Contraindicated in children and adolescents under 18 years of age.

Special Precautions

Despite the fact that drugs containing this combination are intended for topical use, the possibility of accidental overdose should be taken into account.

It is not recommended to use other topical antiseptic drugs simultaneously.

Concomitant use with cholinesterase inhibitors (such as neostigmine, distigmine, pyridostigmine) or with other drugs for the treatment of myasthenia is not recommended.

When treating infectious and inflammatory diseases of the oral cavity and pharynx, it is not recommended to use for more than 5 days due to the possible local disturbance of the normal microflora, since Chlorhexidine helps to reduce the number of microorganisms in the oral cavity and pharynx.

Effect on the ability to drive vehicles and mechanisms

Given the side reactions of this combination, it is necessary to refrain from performing these activities during the period of use.

Drug Interactions

Avoid concomitant use with iodine preparations.

Cimetidine and propranolol reduce the hepatic clearance of lidocaine (decreased metabolism due to inhibition of microsomal oxidation and decreased hepatic blood flow) and increase the risk of toxic effects (including stupor, drowsiness, bradycardia, paresthesia), efficacy (dose increase may be required).

When used with ajmaline, phenytoin, verapamil, quinidine, amiodarone, an increase in the negative inotropic effect is possible.

Concomitant use with beta-blockers increases the risk of bradycardia.

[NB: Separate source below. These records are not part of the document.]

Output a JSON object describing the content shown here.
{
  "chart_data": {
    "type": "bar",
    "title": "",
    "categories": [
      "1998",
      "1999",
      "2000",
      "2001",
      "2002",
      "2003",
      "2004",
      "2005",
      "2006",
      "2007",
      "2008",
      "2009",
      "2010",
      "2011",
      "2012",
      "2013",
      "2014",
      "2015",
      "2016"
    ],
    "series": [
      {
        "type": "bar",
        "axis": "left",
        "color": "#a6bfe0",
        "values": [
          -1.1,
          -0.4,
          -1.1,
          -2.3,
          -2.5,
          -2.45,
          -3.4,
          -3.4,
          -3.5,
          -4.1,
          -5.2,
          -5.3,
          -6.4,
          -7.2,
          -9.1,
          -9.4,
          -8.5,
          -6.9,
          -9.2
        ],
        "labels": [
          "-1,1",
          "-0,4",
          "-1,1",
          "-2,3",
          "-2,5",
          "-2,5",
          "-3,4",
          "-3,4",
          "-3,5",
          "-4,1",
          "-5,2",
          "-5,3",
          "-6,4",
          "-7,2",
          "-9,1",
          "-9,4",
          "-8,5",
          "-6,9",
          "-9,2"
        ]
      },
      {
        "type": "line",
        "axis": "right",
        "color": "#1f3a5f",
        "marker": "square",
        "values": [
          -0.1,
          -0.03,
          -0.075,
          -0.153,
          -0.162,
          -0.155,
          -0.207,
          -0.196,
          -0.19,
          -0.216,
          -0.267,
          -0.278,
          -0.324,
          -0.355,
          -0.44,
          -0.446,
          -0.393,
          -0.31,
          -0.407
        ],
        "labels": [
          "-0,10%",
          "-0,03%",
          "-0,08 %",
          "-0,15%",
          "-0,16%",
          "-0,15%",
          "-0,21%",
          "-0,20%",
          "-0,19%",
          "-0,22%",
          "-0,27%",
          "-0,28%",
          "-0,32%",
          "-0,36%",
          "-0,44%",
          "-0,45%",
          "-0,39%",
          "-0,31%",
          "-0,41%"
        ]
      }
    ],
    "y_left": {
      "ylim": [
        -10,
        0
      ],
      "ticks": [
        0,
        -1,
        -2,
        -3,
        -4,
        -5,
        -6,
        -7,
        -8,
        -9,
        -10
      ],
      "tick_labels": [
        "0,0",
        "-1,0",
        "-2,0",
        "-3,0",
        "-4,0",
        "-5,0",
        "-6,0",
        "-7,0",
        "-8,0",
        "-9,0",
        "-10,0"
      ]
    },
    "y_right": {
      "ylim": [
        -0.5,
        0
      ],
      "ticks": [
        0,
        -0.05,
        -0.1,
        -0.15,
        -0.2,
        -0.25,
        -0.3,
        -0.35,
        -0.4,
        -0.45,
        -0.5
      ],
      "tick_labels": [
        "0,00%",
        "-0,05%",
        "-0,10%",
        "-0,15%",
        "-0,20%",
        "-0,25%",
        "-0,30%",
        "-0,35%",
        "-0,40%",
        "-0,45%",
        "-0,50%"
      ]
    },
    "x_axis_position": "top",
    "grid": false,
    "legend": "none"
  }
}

Procainamide increases the risk of CNS excitation, hallucinations.

With simultaneous use of lidocaine and hypnotics, sedative drugs, their inhibitory effect on the CNS may be enhanced.

Under the influence of MAO inhibitors, the local anesthetic effect of lidocaine may be enhanced.

Incompatible with soap, as well as detergents containing an anionic group (saponins, sodium lauryl sulfate, sodium carboxymethylcellulose).

Compatible with drugs containing a cationic group (benzalkonium chloride).

Storage Conditions

Store at 2°C (36°F) to 25°C (77°F). Keep in original packaging, protected from light. Keep out of reach of children.

Dispensing Status

Over-the-Counter

Important Safety Information

This information is for educational purposes only and does not replace professional medical advice. Always consult your doctor before use. Dosage and side effects may vary. Use only as prescribed.